DiDi Autonomous Driving is developing Level 4 autonomous driving (AD) technology to make transportation safer and more efficient by integrating AD technology into a shared-mobility fleet.
Requirements
- Strong proficiency in C++ and Python for implementing complex, real-time algorithms.
- Solid understanding of robotics fundamentals, including decision-making, motion planning, control theory, trajectory ranking, search and optimization algorithms etc.
- Related experience in one or more of the following: behavioral planning, motion planning, behavior and world environment reasoning, trajectory ranking and cost design.
- Knowledge of vehicle dynamics and longitudinal/lateral control systems.
- Solid understanding of machine learning principles, reinforcement learning and related algorithms.
Responsibilities
- Design and implement the core Behavioral Planning logic that determines the vehicle's high-level actions (e.g., lane changes, merges, yields, and interactions with other agents).

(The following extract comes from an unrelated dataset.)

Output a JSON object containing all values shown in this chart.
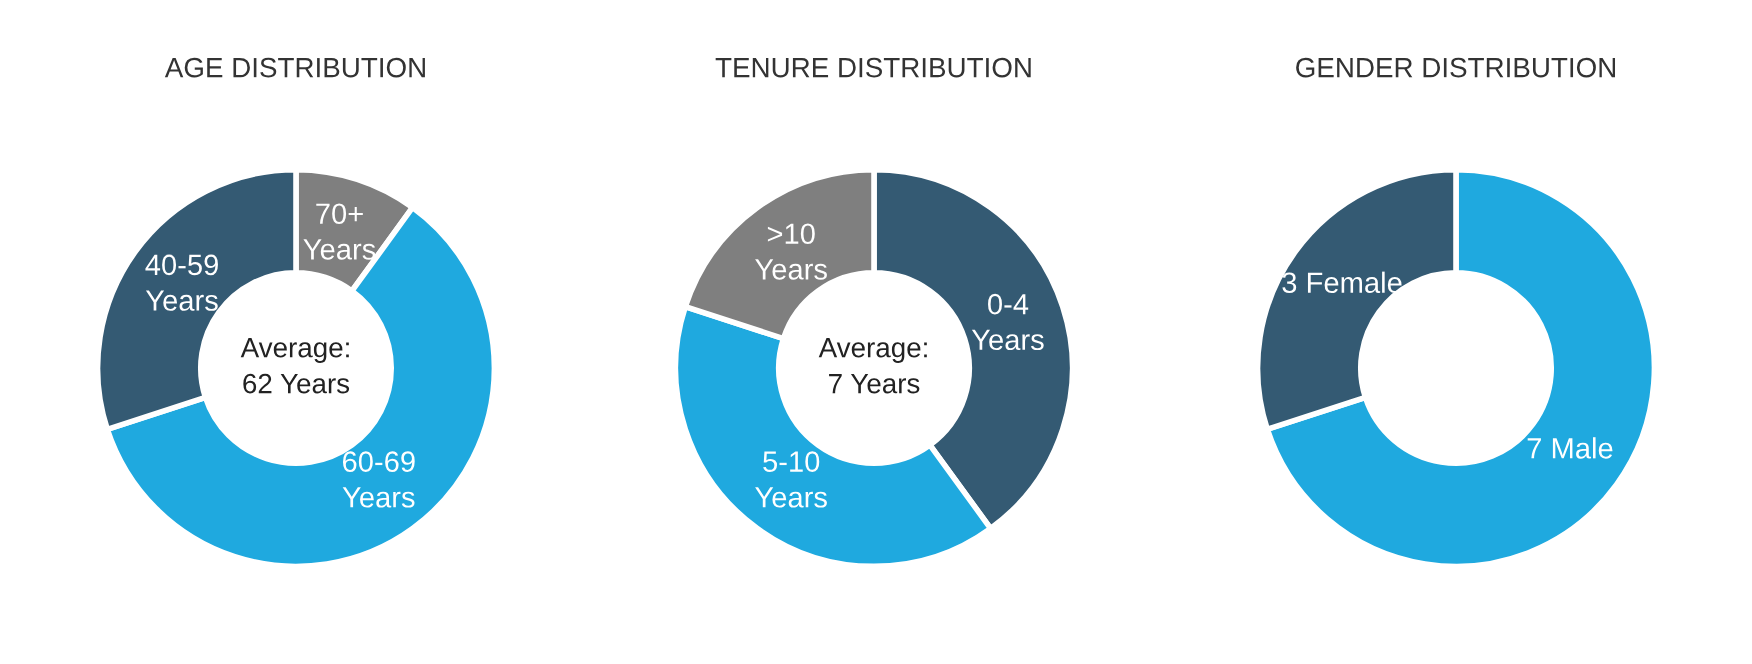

- Develop and optimize the motion planning algorithms that execute behavioral decisions, integrating Geometry Reasoning (path) and Speed Reasoning (velocity) into a cohesive trajectory.

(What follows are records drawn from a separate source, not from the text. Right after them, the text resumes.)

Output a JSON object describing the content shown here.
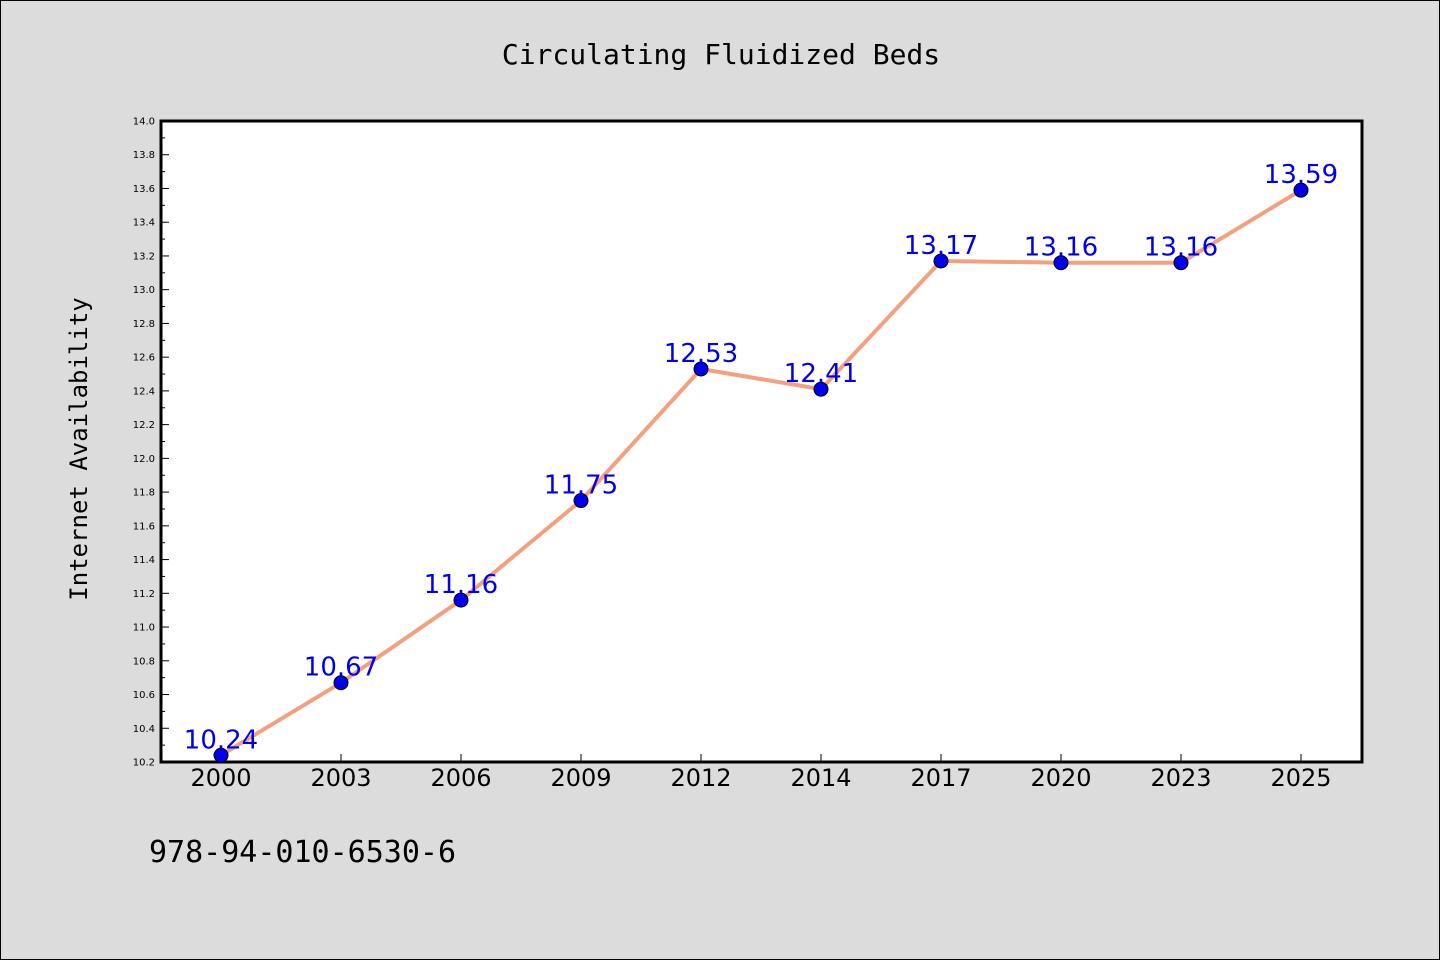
{
  "chart_data": {
    "type": "line",
    "title": "Circulating Fluidized Beds",
    "xlabel": "",
    "ylabel": "Internet Availability",
    "categories": [
      "2000",
      "2003",
      "2006",
      "2009",
      "2012",
      "2014",
      "2017",
      "2020",
      "2023",
      "2025"
    ],
    "series": [
      {
        "values": [
          10.24,
          10.67,
          11.16,
          11.75,
          12.53,
          12.41,
          13.17,
          13.16,
          13.16,
          13.59
        ],
        "labels": [
          "10.24",
          "10.67",
          "11.16",
          "11.75",
          "12.53",
          "12.41",
          "13.17",
          "13.16",
          "13.16",
          "13.59"
        ],
        "line_color": "#f4a07f",
        "marker_color": "#0000ee",
        "label_color": "#0000ee"
      }
    ],
    "ylim": [
      10.2,
      14.0
    ],
    "yticks": [
      "10.2",
      "10.4",
      "10.6",
      "10.8",
      "11.0",
      "11.2",
      "11.4",
      "11.6",
      "11.8",
      "12.0",
      "12.2",
      "12.4",
      "12.6",
      "12.8",
      "13.0",
      "13.2",
      "13.4",
      "13.6",
      "13.8",
      "14.0"
    ],
    "grid": false,
    "legend": "none"
  },
  "footer": {
    "isbn": "978-94-010-6530-6"
  }
}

- Architect and enhance the geometry system for generating geometrically feasible and compliant paths.
- Architect and refine the velocity system for generating context-aware, comfortable, and safe velocity profiles.
- Model complex driving scenarios and agent interactions to create a robust world model for the behavioral planner.
- Design different costs for trajectory ranking to trade off ETAs, comfort and safety of the vehicle behaviors.
- Conduct in-depth analysis, testing, and debugging of the system's performance in various scenarios, leading root cause investigations.
Other
- Experience in autonomous systems, robotics, or automotive software development.
- PhD or internship experience related to robotics planning system designs.